The former District Chief Executive (DCE) for Dekyembour District Assembly in the Eastern region has been ordered to pay GH₵46,780.00 for allegedly causing financial loss to the assembly.
Mr Kwaku Ofori Abrokwah, according to the 2017 Auditor-General’s report, authorised the construction of a road through St. Roses Senior High School and in the process broke down the fence wire, septic tank, culverts and destroyed some palm trees on the school’s premises.
The school authorities, the report said, through the Catholic Church sued the Assembly for an amount of GH₵35,080.00 being the total monetary value of the destruction of the school’s property.
The Assembly filed a defence and later abandoned the case after a few court appearances, but the school pursued the case and obtained judgement debt and cost against the Assembly amounting to GH₵46,780.00.
The action of the Chief Executive resulted in the judgement debt which in the opinion of the Auditor-General could have been settled out of court.
Based on this backdrop, the Auditor-General recommended the recovery of the amount of GH₵46,780.00 from Mr Abrokwah, the former DCE.
projects not in use
The report revealed that, three Assemblies in the Eastern region spent a total amount of GH₵561,312.26 on four projects, but could not put them to use some two years after the completion of the projects.
At Akuapem South, a 12- seater water closet toilet facility and a mechanised borehole completed in December 2016 worth GH₵130,000.00 at Jamaicaso, had been left to rot. The reason given was that the facilities were too far from the catchment area for the people to access.
Also in Yilo Krobo Municipality, an Information and Communications Technology Centre at Nkurakan worth GH₵123,751.22, completed in December 2016 had been left to rot. The Assembly in justifying their action said there was no electricity at the facility.
A three-unit classroom block and ancillary works for Atibie AK Islamic Basic School in the Kwahu South District is now a ‘White Elephant.’ The GH₵211,536.54 classroom block completed in December 2015 is under lock and key due to lack of furniture.
A CHPS Compound at Asubori in the same District Assembly worth GH₵96,024.50 was nonfunctional because it was far from the town.
The Auditor-General recommended that management should engage in public sensitisation on the need for the project and also provide the basic facilities to ensure early take-ff.
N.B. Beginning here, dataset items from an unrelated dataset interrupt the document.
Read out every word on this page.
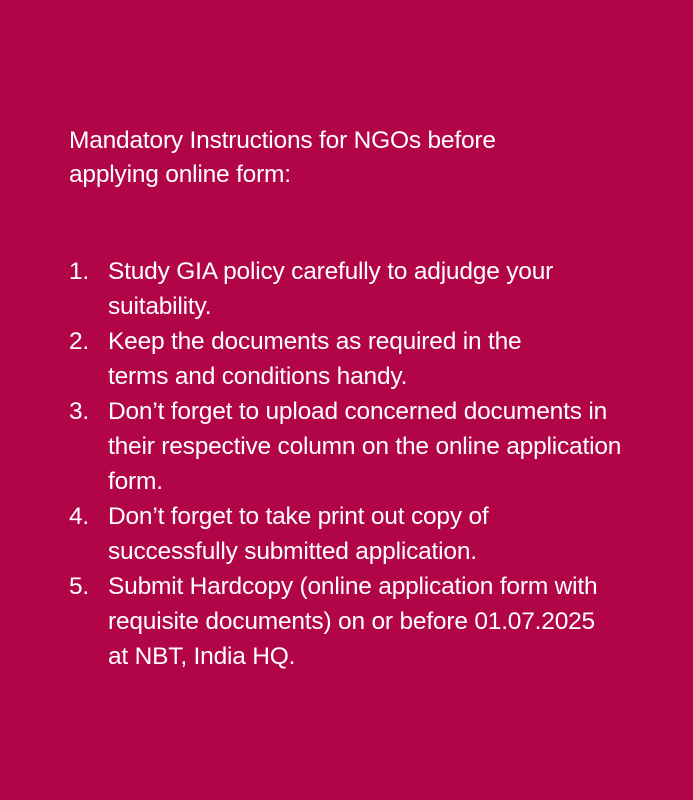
Mandatory Instructions for NGOs before
applying online form:
1. Study GIA policy carefully to adjudge your suitability.
2. Keep the documents as required in the terms and conditions handy.
3. Don’t forget to upload concerned documents in their respective column on the online application form.
4. Don’t forget to take print out copy of successfully submitted application.
5. Submit Hardcopy (online application form with requisite documents) on or before 01.07.2025 at NBT, India HQ.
The Auditor-General’s report cited two Assemblies of expending a total of GH₵738,340.47 on six projects awarded between 2010 and 2015. However, the report said these projects, which were at various levels of completion, had been abandoned and new projects awarded.
An audit revealed that, 33 projects
awarded by six Assemblies at a total cost of GH₵824,536.85 out of which an
amount of GH₵1,802,398.58 was paid had still not been completed six months to
10 years after their scheduled completion dates.
The projects, which were within 25 to 70 percent complete, were at a standstill as at the time of writing the report.
Contrary to Section 117 of the Income Tax Act, 2015 (ACT 896) which requires that a withholding agent pays to the Commissioner-General after the end of each calendar month a tax that has been withheld, “we noted that Birim South and Kwaebibirem failed to remit tax of GH₵23,701.93 and GH₵7,364.46 respectively to the Commissioner-General,” the report noted.
The Auditor-General said as at the time they were writing the report, the withheld tax had not been paid to the Commissioner-General.
“To avoid payment of penalty by the Assemblies, we recommended that the Coordinating Directors should remit the deducted tax to the Commissioner-General,” the Auditor-General noted.